Core Matters I A Machine Learning approach to equity quantitative models
- This paper presents a real-life application of Machine Learning (ML) through Genetic Algorithm (GA): a step forward from traditional econometric modelling.
- Efficient search-based analytics, implemented with the use of GA, results in a considerable reduction of time needed to develop models, and an increased predictive ability. This is done by maximising results from the out-of-sample (OOS) back testing, which is the theoretical profit derived from investment positions based on the signals coming from the models.

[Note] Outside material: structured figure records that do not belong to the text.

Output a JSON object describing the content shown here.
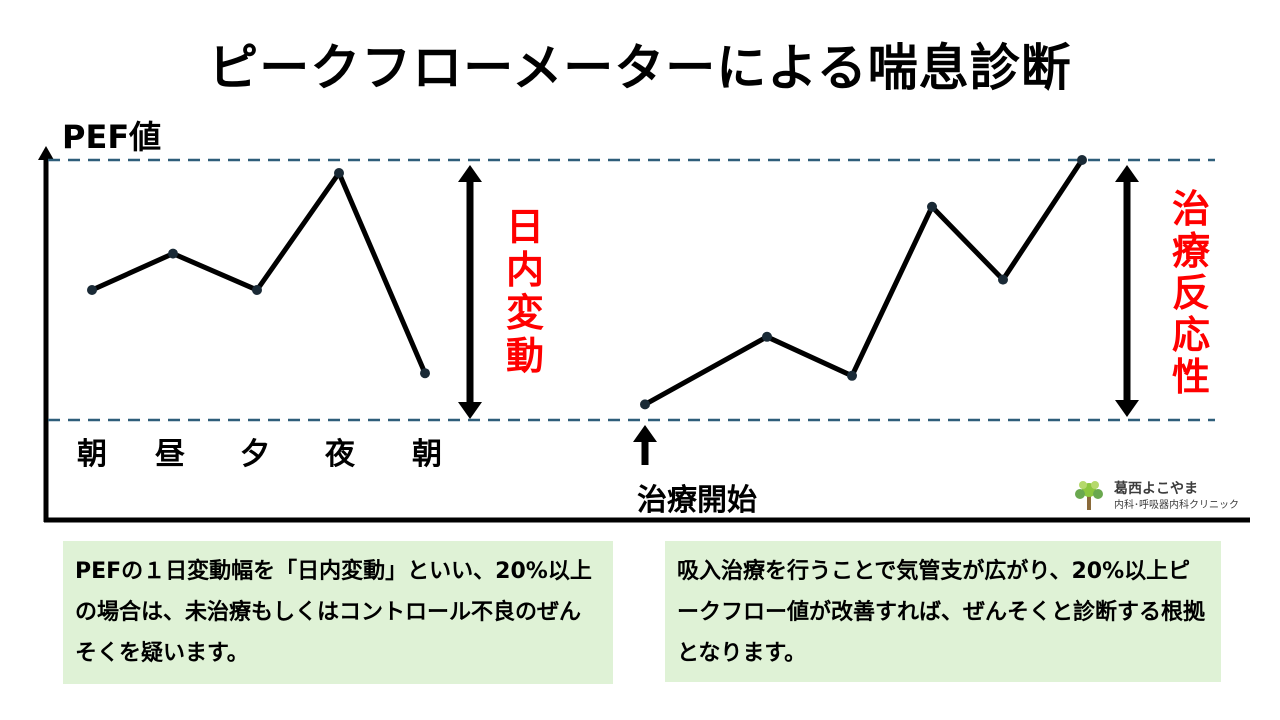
{
  "title": "ピークフローメーターによる喘息診断",
  "diagram": {
    "y_axis_label": "PEF値",
    "time_labels": [
      "朝",
      "昼",
      "夕",
      "夜",
      "朝"
    ],
    "left_series": [
      0.5,
      0.64,
      0.5,
      0.95,
      0.18
    ],
    "right_series": [
      0.06,
      0.32,
      0.17,
      0.82,
      0.54,
      1.0
    ],
    "left_range_label": "日内変動",
    "right_range_label": "治療反応性",
    "treatment_start_label": "治療開始",
    "colors": {
      "line": "#000000",
      "dashed": "#2e5e7a",
      "accent_text": "#ff0000",
      "box_bg": "#dff2d6"
    }
  },
  "notes": {
    "left": "PEFの１日変動幅を「日内変動」といい、20%以上の場合は、未治療もしくはコントロール不良のぜんそくを疑います。",
    "right": "吸入治療を行うことで気管支が広がり、20%以上ピークフロー値が改善すれば、ぜんそくと診断する根拠となります。"
  },
  "logo": {
    "name": "葛西よこやま",
    "subtitle": "内科･呼吸器内科クリニック"
  }
}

- Prior to 2020, we had developed “barometer models” for 16 European equity sectors and 12 styles, using a classical regression-based approach, to support equity investment decisions. By construction, the models are set up to exploit large deviations from the fair value in trading over/under-valued sectors against the market (MSCI Europe), thus justifying the description given to them – barometer models.
- The performance is measured by the profits under a simple stylized trading rule: Sell (buy) the over-valued (under-valued) sectors. In the traditional approach, finding a well-specified model has proved to be rather time consuming. Furthermore, there is also no guarantee that a good fair value model would bring a satisfactory (not to speak of the best) investment performance. On the other hand, GA are used for solving optimisation problems in machine learning, helping to find the best possible model in terms of out-of-sample results. In our initial application of the ML procedure, we obtained models for 31 European equity sectors, 12 European equity styles and 12 equity emerging markets.
- Our investment decisions are not solely based on relative over/under-valuation coming from our models; we also use additional complementary quantitative tools as well qualitative analysis.
- Next steps: increase the number of asset classes to cover with the described approach.